The offering this week from Premier Crossword by Frank A. Longo is titled "Changing into a Man", and while that may suggest that a transgender theme is afoot that turns out not to be the case. What we have instead is a simple letter-substitution puzzle wherein a single letter is changed in a phrase to produce a wacky new phrase, clued "?-style" of course, with a "man" imagined to be part of the phrase.
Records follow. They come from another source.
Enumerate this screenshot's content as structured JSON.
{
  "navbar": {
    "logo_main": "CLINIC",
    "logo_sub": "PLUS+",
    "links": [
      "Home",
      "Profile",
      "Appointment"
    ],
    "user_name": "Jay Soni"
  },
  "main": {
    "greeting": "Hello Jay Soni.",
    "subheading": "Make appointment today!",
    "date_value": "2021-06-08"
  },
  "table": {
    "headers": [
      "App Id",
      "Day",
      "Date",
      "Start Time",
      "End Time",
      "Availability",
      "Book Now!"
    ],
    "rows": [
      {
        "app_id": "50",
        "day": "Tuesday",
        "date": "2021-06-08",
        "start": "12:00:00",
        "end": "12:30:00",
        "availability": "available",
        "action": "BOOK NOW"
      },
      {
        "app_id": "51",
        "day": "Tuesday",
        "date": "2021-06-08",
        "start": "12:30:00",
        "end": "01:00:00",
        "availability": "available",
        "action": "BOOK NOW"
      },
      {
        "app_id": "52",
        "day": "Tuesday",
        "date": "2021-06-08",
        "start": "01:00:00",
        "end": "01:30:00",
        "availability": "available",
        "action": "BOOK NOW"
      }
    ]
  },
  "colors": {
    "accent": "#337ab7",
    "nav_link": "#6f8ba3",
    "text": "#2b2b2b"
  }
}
Thus we get these theme answers:

23a - DUDE OF EDINBURGH (Man living in Scotland's capital?)
33a - STRAPLESS BRO (Man with no fastening band?)
50a - GOES FOR BLOKE (Attacks a man?)
69a - FELLOW CLOSE BEHIND (Man at one's heels?)
89a - GENT SPLICING (Man doing some film editing?)
103a-TORTILLA CHAP (Man who owns a Mexican restaurant?)
118a-ANNIE GET YOUR GUY ("Ms. Oakley, go after that man"?)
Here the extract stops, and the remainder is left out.